While it’s inarguable that Poles love their family, it’s easy to see how even the best family system can be tested and torn apart by alcohol as a coping mechanism, especially when that individual uses alcohol as a temporary fix instead of fixing the problem at its source.
This problem is only exacerbated in men, especially those who haven’t had the chance of a good education.
A man doesn’t speak about his feelings. He gets back to work and then drinks until those problems solve themselves.
The poverty line comes screaming closer, quicker for such families.
Poles are highly valued as workers abroad. They try to do their work quickly and reliably. They know that they can only earn money for a job well done, and with hard work comes more responsibility. With more responsibility, comes more reward.
They appreciate the value of money and have respect for it.
However, we must not overlook the fact that many Poles quickly get hooked on earning money and amassing wealth.
In time, this evolves into finding new ways around the rules to earn more while ensuring the government gets as little of it as possible.
Many Poles are intelligent and curious. They like travelling and having contact with other people from different parts of the world. They value friendship very much in their lives, which is why they care about the people closest to them.
Poles know how to create a very good, positive atmosphere in a social situation. They are hospitable people who value sincerity. But that hospitability is always accompanied by alcohol, for without it, the average Pole cannot have fun and celebrate. Attending a Polish wedding and not drinking is almost insulting!
Poles value freedom and independence.
Just ask a Polish woman how free and independent her government makes her feel.
That aside, in genuinely difficult moments, they are able to show solidarity and are capable of making the greatest sacrifices and putting politics and social norms aside.
You may be thinking about WW2 here as an example, but I would instead like to bring your attention to the solidarity that Poles showed in helping their Ukrainian neighbours during Russia’s ongoing invasion.
I try to tell myself that this had nothing to do with Poland not liking Russia, but everything to do with Poland wanting to help people in need.

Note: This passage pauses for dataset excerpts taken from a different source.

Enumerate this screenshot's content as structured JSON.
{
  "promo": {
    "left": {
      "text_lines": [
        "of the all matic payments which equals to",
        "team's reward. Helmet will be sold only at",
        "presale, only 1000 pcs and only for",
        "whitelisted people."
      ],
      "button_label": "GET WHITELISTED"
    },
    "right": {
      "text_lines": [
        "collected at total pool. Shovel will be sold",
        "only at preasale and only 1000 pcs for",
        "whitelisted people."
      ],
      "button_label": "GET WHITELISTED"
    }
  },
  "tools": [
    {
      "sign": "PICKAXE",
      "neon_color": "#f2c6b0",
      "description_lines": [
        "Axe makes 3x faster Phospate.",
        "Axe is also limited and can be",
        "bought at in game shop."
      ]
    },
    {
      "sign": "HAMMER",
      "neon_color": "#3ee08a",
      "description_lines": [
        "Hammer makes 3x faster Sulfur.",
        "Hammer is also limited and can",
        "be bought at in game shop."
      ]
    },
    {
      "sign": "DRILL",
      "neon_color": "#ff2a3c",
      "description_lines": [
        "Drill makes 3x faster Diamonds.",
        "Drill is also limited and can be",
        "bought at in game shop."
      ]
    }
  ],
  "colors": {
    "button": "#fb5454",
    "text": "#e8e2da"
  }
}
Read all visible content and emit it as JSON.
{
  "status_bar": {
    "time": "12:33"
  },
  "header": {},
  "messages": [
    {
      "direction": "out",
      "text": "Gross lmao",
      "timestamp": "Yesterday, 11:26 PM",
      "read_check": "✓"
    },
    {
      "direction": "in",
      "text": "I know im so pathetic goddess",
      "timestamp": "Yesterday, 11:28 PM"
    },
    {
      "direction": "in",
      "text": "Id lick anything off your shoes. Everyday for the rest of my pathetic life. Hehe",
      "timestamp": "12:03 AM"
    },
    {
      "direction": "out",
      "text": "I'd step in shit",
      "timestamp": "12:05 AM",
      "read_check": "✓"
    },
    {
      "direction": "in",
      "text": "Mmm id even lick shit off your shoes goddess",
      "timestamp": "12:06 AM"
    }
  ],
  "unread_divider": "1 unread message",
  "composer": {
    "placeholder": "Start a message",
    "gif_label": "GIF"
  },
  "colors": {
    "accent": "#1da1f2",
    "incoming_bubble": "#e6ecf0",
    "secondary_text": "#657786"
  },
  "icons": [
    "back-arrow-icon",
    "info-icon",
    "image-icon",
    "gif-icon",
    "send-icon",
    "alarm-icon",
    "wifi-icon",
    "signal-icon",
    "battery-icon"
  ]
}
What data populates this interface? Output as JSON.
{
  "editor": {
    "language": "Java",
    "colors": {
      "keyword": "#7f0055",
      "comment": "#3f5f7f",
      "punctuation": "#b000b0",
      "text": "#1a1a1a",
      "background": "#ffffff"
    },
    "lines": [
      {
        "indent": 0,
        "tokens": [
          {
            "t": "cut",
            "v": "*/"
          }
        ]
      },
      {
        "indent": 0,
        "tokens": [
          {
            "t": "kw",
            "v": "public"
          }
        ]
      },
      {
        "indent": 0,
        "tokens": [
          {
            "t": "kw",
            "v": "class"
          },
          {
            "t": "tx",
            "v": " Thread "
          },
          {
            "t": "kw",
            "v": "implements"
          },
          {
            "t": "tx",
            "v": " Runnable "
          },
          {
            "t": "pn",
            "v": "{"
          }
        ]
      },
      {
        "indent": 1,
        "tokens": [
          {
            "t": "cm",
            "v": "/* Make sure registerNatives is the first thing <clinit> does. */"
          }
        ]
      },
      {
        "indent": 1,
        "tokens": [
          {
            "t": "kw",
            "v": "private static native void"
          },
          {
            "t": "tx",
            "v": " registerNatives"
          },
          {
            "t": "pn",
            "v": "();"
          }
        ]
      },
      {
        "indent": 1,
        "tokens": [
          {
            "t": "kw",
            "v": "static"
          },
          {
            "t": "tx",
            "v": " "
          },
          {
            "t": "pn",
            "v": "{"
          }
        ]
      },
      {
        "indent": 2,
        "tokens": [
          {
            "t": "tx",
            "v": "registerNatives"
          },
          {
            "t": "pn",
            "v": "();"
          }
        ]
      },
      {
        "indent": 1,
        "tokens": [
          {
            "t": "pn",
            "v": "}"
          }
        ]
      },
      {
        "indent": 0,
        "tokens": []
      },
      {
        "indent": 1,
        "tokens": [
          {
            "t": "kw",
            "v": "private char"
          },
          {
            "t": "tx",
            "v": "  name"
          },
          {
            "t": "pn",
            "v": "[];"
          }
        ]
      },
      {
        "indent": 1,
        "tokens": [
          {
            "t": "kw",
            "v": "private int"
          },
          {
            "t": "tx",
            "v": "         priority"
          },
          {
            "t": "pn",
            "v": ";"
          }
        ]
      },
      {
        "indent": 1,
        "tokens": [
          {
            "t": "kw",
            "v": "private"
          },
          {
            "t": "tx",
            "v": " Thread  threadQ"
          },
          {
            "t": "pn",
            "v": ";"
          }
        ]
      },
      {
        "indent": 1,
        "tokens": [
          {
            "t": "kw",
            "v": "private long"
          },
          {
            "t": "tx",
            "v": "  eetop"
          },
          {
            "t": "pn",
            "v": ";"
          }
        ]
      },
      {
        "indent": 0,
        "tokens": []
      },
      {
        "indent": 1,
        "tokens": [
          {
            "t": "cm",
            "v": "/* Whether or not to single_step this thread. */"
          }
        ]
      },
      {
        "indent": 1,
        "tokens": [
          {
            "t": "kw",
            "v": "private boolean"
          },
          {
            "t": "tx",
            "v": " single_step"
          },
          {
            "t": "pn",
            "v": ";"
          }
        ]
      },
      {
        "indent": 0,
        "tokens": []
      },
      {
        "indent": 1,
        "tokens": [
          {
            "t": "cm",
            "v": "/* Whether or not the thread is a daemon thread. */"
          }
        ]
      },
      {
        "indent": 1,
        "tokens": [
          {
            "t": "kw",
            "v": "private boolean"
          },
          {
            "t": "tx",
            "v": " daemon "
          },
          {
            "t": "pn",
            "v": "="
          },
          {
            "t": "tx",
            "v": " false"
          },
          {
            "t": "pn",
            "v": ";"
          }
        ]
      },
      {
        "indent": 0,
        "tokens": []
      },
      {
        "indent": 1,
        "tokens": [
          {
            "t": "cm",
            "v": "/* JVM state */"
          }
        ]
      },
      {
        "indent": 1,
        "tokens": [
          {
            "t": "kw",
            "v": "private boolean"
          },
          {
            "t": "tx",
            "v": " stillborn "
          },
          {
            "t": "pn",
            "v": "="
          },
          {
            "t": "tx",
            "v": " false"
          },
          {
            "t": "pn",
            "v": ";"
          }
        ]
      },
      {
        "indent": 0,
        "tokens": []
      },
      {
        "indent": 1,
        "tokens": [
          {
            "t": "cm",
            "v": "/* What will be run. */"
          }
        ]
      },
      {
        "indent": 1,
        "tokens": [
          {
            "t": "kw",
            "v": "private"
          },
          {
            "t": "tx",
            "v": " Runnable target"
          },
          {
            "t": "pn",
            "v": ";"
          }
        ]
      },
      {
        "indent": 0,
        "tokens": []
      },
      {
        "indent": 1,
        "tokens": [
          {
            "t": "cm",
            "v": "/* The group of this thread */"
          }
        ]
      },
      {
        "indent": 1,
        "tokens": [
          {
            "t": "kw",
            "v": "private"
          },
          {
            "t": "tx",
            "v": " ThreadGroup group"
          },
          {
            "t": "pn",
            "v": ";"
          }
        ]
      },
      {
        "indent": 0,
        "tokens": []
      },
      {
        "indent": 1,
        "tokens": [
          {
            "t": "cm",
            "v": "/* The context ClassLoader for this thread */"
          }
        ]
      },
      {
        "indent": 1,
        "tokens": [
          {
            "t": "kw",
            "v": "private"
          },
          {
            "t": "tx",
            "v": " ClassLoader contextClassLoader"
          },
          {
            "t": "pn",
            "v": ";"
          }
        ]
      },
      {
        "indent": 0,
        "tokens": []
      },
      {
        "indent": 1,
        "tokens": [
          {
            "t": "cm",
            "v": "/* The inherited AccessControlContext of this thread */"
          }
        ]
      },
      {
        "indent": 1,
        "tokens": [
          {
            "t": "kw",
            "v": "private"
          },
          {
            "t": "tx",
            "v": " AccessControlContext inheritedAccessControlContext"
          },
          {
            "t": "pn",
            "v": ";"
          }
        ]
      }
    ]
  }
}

I believe my impulsive, yet honest attempt to characterise Poles is accurate. However, I need to emphasize that this is a description of an ‘average’ Pole. There’s a big difference in the lives of Anna the Sales Director in Warsaw and Paweł the truck driver from Sosnowiec or some other small city.
Each person on the planet is different. Every Pole is different, but there are some common traits among people that have been born, raised and educated in this country.
In parting, I’ll leave you with this quote from one famous Pole on Poland’s greatest piece of literature.
“I am a Pole and nothing that is Polish is alien to me“.
Henryk Rzewuski on Adam Mickiewicz’s ‘Pan Tadeusz’.